Due to the (anti!-)Ukrainian strategy of adhering to the Minsk 1+2 agreements, defending Azov troops could only fight back with small arms and mortars, by far not strong enough to resist the fresh Russian push, executed by forces coming from central Donbas via Telmanove as well as via Novoazovsk and thus directly from Russian army and invasion bases across the border (article). Reports from the Information Resistance group say up to 600 invasion forces stand ready to take part in the offensive as well as dozens of tanks and armored fighting vehicles, not to speak of heavy artillery and MLRS systems.

As a logic consequence of the uneven (allowance to use) force, Ukrainian troops initially had to withdraw from Kominternove and shortly after from Pavlopil and its tiny suburb Pyshchevyk, meaning a loss of some 70% of the territory, Regiment Azov liberated earlier this month.
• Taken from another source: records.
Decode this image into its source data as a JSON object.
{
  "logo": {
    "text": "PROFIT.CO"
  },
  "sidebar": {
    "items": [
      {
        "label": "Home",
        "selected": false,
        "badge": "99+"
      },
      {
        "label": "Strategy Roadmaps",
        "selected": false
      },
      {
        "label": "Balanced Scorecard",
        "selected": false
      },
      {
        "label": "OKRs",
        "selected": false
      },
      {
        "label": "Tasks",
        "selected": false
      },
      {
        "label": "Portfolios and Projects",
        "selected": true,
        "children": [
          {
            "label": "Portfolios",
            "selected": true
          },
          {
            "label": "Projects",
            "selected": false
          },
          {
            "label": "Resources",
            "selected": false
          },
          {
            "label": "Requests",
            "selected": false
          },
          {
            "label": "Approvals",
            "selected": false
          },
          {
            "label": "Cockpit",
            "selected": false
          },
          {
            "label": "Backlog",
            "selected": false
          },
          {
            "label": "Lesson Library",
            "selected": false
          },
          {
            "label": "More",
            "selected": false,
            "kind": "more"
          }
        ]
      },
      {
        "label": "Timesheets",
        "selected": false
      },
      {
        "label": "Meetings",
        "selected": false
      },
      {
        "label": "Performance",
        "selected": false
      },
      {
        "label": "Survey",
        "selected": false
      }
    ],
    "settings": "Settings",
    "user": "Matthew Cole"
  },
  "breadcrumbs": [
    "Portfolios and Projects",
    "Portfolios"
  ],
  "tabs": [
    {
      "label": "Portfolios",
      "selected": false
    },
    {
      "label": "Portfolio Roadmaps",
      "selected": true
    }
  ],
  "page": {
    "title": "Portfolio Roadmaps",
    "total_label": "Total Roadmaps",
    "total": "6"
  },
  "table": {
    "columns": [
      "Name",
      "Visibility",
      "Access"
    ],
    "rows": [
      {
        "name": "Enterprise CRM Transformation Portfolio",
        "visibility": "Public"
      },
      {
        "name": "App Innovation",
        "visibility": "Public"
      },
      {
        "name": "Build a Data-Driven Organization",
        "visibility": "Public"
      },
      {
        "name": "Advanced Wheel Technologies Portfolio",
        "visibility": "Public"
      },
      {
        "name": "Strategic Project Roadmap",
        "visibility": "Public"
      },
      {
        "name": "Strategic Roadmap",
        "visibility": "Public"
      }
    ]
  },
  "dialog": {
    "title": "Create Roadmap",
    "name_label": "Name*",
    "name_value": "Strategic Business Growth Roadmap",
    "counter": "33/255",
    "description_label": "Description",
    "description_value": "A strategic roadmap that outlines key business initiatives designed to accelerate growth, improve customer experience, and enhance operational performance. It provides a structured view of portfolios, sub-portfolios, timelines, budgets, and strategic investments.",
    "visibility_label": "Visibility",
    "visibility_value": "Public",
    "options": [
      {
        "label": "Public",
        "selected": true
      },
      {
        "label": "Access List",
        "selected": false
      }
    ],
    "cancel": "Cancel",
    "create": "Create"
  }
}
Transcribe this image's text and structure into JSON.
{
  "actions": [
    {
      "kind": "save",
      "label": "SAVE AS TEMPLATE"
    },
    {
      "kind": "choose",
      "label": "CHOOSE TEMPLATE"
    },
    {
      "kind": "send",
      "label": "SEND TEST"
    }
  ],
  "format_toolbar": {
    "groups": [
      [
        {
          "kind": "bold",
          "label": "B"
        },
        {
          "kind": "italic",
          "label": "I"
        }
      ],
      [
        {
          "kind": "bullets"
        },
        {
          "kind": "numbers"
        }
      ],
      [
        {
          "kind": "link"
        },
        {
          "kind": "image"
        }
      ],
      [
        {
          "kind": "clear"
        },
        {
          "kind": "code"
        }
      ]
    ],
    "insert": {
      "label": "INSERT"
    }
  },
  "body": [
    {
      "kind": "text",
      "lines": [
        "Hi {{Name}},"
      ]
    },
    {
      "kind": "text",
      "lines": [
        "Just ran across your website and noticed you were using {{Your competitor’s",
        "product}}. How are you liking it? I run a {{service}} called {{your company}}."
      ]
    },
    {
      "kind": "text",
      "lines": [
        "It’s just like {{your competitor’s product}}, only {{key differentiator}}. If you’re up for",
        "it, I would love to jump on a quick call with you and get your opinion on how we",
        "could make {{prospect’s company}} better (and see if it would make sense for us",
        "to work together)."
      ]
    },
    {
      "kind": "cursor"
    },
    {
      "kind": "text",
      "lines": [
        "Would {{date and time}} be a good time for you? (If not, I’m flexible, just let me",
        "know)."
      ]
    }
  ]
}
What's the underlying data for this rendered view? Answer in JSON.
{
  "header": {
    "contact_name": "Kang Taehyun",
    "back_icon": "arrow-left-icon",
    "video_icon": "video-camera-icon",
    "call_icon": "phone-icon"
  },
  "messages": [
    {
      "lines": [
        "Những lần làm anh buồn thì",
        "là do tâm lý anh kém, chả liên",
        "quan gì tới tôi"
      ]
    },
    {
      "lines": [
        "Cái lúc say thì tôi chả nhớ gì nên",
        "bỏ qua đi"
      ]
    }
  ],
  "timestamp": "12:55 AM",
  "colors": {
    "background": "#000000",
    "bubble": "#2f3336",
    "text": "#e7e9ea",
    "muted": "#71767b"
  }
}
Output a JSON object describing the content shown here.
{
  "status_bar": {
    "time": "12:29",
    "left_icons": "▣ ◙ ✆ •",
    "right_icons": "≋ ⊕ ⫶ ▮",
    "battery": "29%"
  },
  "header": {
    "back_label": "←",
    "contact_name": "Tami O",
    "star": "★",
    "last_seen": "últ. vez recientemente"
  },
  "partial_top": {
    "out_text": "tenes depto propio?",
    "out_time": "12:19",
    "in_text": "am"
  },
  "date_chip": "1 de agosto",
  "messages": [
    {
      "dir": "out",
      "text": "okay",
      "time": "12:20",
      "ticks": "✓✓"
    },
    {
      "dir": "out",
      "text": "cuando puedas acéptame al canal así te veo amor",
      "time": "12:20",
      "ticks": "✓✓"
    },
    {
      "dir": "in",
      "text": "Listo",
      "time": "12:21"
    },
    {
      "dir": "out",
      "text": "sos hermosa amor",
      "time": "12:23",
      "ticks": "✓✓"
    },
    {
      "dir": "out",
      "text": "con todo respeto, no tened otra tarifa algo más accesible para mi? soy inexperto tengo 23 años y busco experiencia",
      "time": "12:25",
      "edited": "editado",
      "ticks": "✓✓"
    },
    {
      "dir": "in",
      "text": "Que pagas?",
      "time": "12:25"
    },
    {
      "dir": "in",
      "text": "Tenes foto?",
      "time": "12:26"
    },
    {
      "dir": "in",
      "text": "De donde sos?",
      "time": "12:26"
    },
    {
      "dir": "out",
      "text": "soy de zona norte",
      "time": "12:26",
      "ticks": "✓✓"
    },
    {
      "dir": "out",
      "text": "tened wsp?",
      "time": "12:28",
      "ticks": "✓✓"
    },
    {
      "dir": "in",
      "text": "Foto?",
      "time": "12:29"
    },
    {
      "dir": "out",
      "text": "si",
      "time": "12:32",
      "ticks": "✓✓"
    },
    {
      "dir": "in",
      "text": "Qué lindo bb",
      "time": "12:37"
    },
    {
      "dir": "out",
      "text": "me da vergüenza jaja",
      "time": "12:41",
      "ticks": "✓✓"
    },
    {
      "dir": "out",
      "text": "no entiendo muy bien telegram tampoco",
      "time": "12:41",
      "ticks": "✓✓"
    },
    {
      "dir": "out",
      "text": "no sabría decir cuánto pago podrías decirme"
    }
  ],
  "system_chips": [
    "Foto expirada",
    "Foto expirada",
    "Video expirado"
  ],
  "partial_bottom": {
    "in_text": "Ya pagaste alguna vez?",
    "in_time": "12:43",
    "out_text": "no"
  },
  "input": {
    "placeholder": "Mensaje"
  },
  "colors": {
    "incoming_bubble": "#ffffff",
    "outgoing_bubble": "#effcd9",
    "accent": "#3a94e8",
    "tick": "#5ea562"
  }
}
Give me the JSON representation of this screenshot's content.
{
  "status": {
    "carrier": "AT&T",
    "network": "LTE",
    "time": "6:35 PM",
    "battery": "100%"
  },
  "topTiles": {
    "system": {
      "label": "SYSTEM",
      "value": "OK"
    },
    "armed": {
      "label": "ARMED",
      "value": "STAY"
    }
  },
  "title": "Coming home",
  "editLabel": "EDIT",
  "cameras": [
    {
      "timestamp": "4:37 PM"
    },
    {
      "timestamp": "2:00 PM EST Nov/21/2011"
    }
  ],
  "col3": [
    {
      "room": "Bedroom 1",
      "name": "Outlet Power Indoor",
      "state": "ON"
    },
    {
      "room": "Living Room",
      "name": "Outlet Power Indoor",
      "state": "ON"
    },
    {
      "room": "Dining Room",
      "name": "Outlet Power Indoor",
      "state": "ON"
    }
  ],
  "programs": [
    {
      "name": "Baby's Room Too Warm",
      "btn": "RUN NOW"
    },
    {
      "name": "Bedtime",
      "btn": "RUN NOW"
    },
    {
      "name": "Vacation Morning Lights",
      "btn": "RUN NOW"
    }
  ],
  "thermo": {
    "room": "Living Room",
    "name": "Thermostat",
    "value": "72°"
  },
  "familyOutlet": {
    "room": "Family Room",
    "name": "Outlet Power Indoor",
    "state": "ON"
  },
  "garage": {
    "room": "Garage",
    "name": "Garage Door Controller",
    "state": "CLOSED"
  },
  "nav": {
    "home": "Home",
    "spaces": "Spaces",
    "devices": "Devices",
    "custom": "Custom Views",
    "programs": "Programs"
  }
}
Not even today, as the Ukrainian ministry of internal affairs report the use of Russian army T-72 tanks to attack Regiment Azov positions near Shyrokyne, the Ukrainian army command would give its troops the needed artillery cover. The below map shows the situation as it appears according to all available reports on February 25.

mariupol map 3

However, these – yes – major territorial advances by the Russian side (of some 80 km² returning under their control) are once again whitewashed by the Ukrainian leadership, and even pretended to never have happened. To achieve this, they simply changed the narrative. While NSDC spox Lysenko announced on February 10, that the Ukrainian forces, by the offensive east of Mariupol., were  returning to the agreed on demarcation line in accordance with the Minsk agreement”, he / the leadership seems have changed their mind to keep face and not admit, their “hold the line” strategy once again leads to defeat. Suddenly, towns like Pavlopil and Kominternove (geolocation) turn “buffer zone” areas, where no side is meant to have a permanent presence. Thus, leaving the towns is no Ukainian withdrawal and – and here it becomes ridiculous – Russian forces “might go there, take some pictures and leave again”, but can not control these areas. However, the ATO’s sector M spokesperson Chaly does not say, why the Russian side should have any reason to leave the towns after they recaptured them. Instead, Regiment Azov reports that the settlements are used to stage artillery attacks against them, simply ignoring, they might be “buffer zone” areas …

Last but not least, many people keep asking if Russian forces will attack Mariupol itself and capture it in another step to build a land corridor to (also-)occupied Crimea. There should be doubt about that for the coming weeks at least. While some analysts believe, the Russian army and local separatists might directly attack or bypass and encircle the town, the cost for that move might be massive and possibly too high for both sides, especially taking into account that – different from Debaltseve – here both sides will have a steady streeam of resupplies and reinforcements until cutting the opponent’s supply lines with extreme force. Thus, the more likely scenario in the short term is that Russian forces will try to get back into the comfortable situation of controlling all smaller settlements east of Mariupol, being able to attack military and civilians targets in and around the town like it was the case between September last year and January 2015. Doing this, they would be able to inflict constant smaller casualties on the fixed Ukrainian line of defense, keeping the conflict boiling on a low but steady flame. At the same time, it would enable them to raise the stakes (attack Mariupol itself) whenever their supreme command in Moscow feels to do so, without having to move larger contingents of men and material (more than 5 kilometers).

Finally what we might see during the next weeks and probably months will rather be an offensive towards and not on Mariupol. However, this offensive is already happening as we speak, kept dead quiet by both, the Russian and the Ukrainian government, but painfully felt by mostly volunteer Ukrainian defenders on the ground as well as civilians, coming back under Russian rule or – like so many others – being forces to flee to Mariupol itself or other safer regions in Ukraine.